Crónica desde la orilla de Playa de Mino en Río San Juan
Llegamos temprano, como quien busca arrebatarle a la mañana sus primeros silencios. Queríamos que la mañana nos perteneciera a solas, con el murmullo de la Playa de Mino acariciando la arena y el viento fresco todavía sin estrenar. Pero la playa guardaba una sorpresa: ya alguien nos esperaba.
Allí estaba ella, erguida, atenta, con la mirada llena de sal y de mundo. Una perra color miel, tan singularmente dorada que la esposa de mi primo, en un gesto casi poético, la bautizó sin pensarlo: Caramelo.
El nombre le quedó como un collar invisible.
No podíamos llamarla callejera; las calles no la contienen. Su hogar es más grande, más azul, más libre: la playa misma.
Apenas nos vio, Caramelo se acercó con la serenidad de quien reconoce a los visitantes que vienen en paz. Y cuando decidimos, antes de bañarnos, caminar hacia la Laguna Gri-Grí, no hubo que invitarla: Caramelo adivinó nuestras intenciones y se adelantó como guía silenciosa.
Tomó el viejo sendero que nace a un lado del hotel junto a la orilla. Caminaba ligera, evitando cada piedra como si conociera el camino desde siempre, utilizando un murito de cemento para avanzar con gracia. Nosotros la seguíamos mientras el aroma a cascajos y plantas autóctonas nos envolvía.
Al llegar a la Laguna, Caramelo nos llevó a ver los manglares, esos guardianes de raíces que sostienen el paisaje y esconden secretos.
En la Laguna, el agua reposaba quieta, como si meditara. Ese silencio líquido tenía algo sagrado. Fue entonces cuando un repollo —ese pequeño estallido cristalino que irrumpió en la superficie— nos hizo recordar un verso de Hay un país en el mundo, de Pedro Mir: “y se derrama y cruje como una vena rota…”
El paisaje, por un instante, pareció respirar con palabras. Naturaleza y poesía se mezclaron en una misma ondulación. Caramelo, ajena a citas literarias pero profundamente parte de ese mundo, nos observaba como quien entiende sin comprender.
Luego nos condujo hacia la caseta donde se compran los viajes en bote, como si quisiera mostrarnos la vida humana que también late allí.
Regresamos a Playa de Mino por la misma ruta, y ella, fiel por elección —que es la única fidelidad verdadera—, caminó a nuestro lado. Hasta que, de pronto, nos dejó. No de manera brusca ni ingrata. Simplemente vio a los de su manada y se unió a ellos, sin ladridos, sin disputas, con la calma de quien pertenece sin poseer. La vimos dormir más tarde, rendida sobre la arena, agradeciendo al sol la tibieza de su hogar.

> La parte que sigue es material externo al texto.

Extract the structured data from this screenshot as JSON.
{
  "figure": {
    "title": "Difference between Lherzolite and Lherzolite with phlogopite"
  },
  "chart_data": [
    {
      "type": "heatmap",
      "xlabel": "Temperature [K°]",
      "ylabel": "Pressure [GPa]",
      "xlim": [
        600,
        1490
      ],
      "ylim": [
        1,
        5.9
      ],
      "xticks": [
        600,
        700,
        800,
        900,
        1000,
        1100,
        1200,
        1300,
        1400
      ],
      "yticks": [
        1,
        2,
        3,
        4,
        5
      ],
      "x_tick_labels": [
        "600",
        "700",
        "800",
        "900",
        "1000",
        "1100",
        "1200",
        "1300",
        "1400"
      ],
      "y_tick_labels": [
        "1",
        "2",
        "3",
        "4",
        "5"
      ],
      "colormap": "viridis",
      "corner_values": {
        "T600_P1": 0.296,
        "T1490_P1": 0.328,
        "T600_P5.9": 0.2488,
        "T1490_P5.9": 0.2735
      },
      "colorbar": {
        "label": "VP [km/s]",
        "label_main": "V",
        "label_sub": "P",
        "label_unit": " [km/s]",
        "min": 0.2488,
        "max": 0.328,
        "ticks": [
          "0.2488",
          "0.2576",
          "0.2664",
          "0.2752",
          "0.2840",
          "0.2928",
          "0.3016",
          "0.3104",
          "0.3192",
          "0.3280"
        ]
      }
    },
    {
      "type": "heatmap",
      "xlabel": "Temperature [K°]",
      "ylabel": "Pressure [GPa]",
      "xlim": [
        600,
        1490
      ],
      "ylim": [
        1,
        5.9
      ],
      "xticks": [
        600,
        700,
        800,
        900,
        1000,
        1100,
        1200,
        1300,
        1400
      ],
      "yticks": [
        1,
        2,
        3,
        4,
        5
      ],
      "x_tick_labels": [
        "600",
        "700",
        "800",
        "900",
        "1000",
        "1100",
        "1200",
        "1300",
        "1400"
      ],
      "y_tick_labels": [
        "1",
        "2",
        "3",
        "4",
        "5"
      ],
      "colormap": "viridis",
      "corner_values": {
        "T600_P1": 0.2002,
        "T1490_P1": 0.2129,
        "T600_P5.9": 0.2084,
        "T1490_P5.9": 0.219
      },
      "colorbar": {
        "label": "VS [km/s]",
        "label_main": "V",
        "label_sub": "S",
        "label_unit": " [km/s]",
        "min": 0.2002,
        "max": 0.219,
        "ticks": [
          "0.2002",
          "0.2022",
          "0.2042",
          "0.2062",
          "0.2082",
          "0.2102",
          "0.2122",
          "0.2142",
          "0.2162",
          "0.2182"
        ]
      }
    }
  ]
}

Esa noche, buscando un poco de música y brisa, visitamos un bar veraniego cercano a la playa. Y otra vez, como un pequeño milagro cotidiano, allí estaba Caramelo. Esta vez dormía profundamente sobre el piso frío y limpio del establecimiento. No temía al altoparlante que retumbaba sobre su cabeza, ni a la multitud que pasaba a centímetros de sus patas. Había escogido ese rincón seguro para cobijarse del zumbido nocturno de la playa, de sus posibles plagas. Dormía donde quería.
Y entonces me asaltó una pregunta que aún no me suelta:
¿Cuántos darían tanto por vivir como Caramelo?
Sin horario para comer. Sin paredes que limiten. Sin techo fijo, pero con el cielo entero como amparo. Sin obedecer relojes ni cerraduras. Sin más dueño que el viento.
Estoy convencido de algo: Caramelo ha elegido —o la vida eligió por ella— una existencia libre. Prefiere caminar sin rumbo impuesto, decidir dónde dormir, cuándo despertar y a quién acompañar. Prefiere eso antes que vivir en un hogar con comida segura pero con cadenas, aunque sean invisibles; antes que mirar la calle detrás de una verja, esperando a que otro decida cuándo puede salir a ser ella misma.
Caramelo es libre. Libre de verdad.
¿Cuántos no soñarían con una vida así?
Sin reloj. Sin jefes. Sin jaulas. Sin obedecer más que a la propia intuición.
Y quizás, en esa libertad sencilla y salvaje, reside una lección que a veces olvidamos: no siempre lo seguro nos hace felices; a veces la felicidad es, simplemente, pertenecerle al mundo.
Caramelo eligió la libertad. Sin pretenderlo, nos recuerda algo esencial: que a veces la vida más digna no es la más cómoda, sino la que se vive con el alma desatada.